September 1st, scheduled departure date down the Alcan, the official start of our journey south, and somehow miraculously we were leaving on time. Granted with a bit of a hangover, but on time nonetheless. We pulled out of the driveway in two separate vehicles. Ken and Pika in the Skamper, myself and Rio in my Subaru. It was a surreal feeling to follow the Skamper along the Seward highway realizing that this will be our home for the next year.
After months of dreaming and planning, we were really doing it. Selling my car in Anchorage, sitting in the passenger seat and watching the Subaru drive away made it 100% real. Here we go on one of the trips of our lifetime.
Somehow, the truck’s odometer rolled over to 91,000 miles as we were leaving Seward.
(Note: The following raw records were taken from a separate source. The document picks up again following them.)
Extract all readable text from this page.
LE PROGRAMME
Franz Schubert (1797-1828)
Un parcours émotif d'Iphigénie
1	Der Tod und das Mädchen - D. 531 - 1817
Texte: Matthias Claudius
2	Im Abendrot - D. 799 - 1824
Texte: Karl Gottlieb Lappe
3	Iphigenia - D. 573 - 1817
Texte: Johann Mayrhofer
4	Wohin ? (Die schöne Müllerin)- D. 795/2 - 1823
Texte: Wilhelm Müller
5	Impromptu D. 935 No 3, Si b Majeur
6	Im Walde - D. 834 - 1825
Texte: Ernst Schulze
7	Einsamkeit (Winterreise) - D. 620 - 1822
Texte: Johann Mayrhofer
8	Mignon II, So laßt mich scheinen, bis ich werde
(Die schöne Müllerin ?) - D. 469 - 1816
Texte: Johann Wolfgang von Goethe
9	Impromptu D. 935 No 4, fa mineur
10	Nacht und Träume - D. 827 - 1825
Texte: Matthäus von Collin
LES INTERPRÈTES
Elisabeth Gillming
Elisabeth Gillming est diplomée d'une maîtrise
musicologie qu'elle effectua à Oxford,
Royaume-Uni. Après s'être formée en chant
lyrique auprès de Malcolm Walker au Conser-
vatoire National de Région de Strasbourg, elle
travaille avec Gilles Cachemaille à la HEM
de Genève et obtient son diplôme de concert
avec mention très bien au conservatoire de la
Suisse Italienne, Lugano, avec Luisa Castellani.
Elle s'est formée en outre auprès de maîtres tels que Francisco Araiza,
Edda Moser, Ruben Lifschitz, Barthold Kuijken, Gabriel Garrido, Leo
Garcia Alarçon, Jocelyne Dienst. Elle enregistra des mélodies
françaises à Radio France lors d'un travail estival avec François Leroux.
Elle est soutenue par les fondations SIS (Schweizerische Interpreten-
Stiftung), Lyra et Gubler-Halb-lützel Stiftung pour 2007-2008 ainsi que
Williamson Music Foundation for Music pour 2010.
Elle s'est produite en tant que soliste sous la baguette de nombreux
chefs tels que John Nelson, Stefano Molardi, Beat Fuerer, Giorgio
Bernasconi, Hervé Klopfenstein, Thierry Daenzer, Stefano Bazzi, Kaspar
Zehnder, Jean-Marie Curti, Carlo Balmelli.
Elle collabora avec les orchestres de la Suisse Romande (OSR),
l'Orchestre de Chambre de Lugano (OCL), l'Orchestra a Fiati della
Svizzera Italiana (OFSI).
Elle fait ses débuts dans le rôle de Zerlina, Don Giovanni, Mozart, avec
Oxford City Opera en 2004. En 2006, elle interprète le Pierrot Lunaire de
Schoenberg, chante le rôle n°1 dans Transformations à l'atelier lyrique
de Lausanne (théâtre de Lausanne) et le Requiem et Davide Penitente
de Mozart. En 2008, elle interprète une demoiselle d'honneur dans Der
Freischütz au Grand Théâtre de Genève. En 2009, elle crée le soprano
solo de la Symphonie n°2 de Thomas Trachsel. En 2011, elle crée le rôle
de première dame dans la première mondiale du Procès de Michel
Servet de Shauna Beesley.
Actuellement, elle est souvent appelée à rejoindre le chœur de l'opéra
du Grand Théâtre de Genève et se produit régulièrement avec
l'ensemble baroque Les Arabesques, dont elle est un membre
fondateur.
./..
By the time we were in Tierra del Fuego roughly 30,000 kilometers later it should read 101,000. We drove about 200 miles that first day and camped in Glenallen, AK. Remarkably everything fit in the camper relatively well, although it was a tight squeeze with two dogs sleeping on the floor every night.
The next day we remembered why the Alcan was so brutal, frost heaves galore, and had to keep reminding ourselves that it would only get worse. Crossing the Canadian border was simple, probably the easiest border between here and….well until we are back probably. The second night we experienced the joy and freedom of our first “pirate” camping site. “Look at the dirt road, that looks promising!” Were Ken’s exact words. Ever the voice of reason I made him stop the truck before barreling down the ‘road,’ merely two tire tracks with thick alders on either side and growing in the middle. It did turn out to be a promising road and we ate dinner besides a beautiful braided river with snow and glacier covered mountains watching over us.
Unfortunately that night the wind picked up, and we realized the drawbacks of sleeping on the roof of a vehicle in a tent. The truck was rocking and not in a fun way. We put top down and drove a few miles further and found a more sheltered pirate site and settled in for the night with some wine, some reading, and some sleeping.
After another day of endless scenery and our second sweet pirate spot, we turned onto the Cassiar Highway, the more remote, not quite as well known little side route sister of the the Alcan.This would be the first road we would be on that neither of us had ever driven on.
From all accounts the Cassiar was more remote, less maintained, and more gorgeous than the particular section of the Alcan that we skipped. All accounts were right. The narrow, two laned highway dipped and weaved between soaring mountain ranges, through thick forests and along many streams and lakes. Rarely did we encounter a vehicle.
From the Cassiar Highway onto the Yellowhead Highway and more population then we had seen in a few days. Luckily we were headed towards Jasper National Park, and knew we would be back in the mountains shortly.
Jasper did not disappoint, except for the fact that we were driving through the Park on September 6th and a majority of campgrounds closed for some inexplicable reason on September 3rd.
We ended up camping in our first parking lot site. There wasn’t much to complain about considering we were directly beneath the Athabascan Glacier, surrounded by jagged mountains. We also took some pride in the fact that we were by far the smallest RV in the parking lot.
At around 6,000 ft the parking lot was the highest elevation we had camped at so far and the coldest. The only significant, recurring issue that we had been having with the Skamper was the pilot light on the heater occasionally going out. That night the pilot light refused to stay lit, Ken mumbled something about a bad thermocoupler as he relit it for the 10th time.
Being Alaskans for the past 4 years, we decided we could tough out temperatures hovering at freezing without getting our extra sleeping bags out of the roof box, just add a few layers of long underwear and require Ken to actually cuddle and we survived the night.
The Icefields Parkway Highway offered up some of the most beautiful scenery so far.
We were close enough to Montana that we pushed through the next day with brief stops at Lake Louise and Radium Hot Springs to soak our road weary bones, arriving in Kalispell September 7, 2372 miles into our 30,000 mile journey. We are going to take an interlude and head to Colorado (which seemed so much closer in our heads while we were in Alaska) to celebrate a wedding and then spend some time in Montana with the parents and buttoning up the truck, camper, and the lists that are begetting lists that are begetting lists as I type this.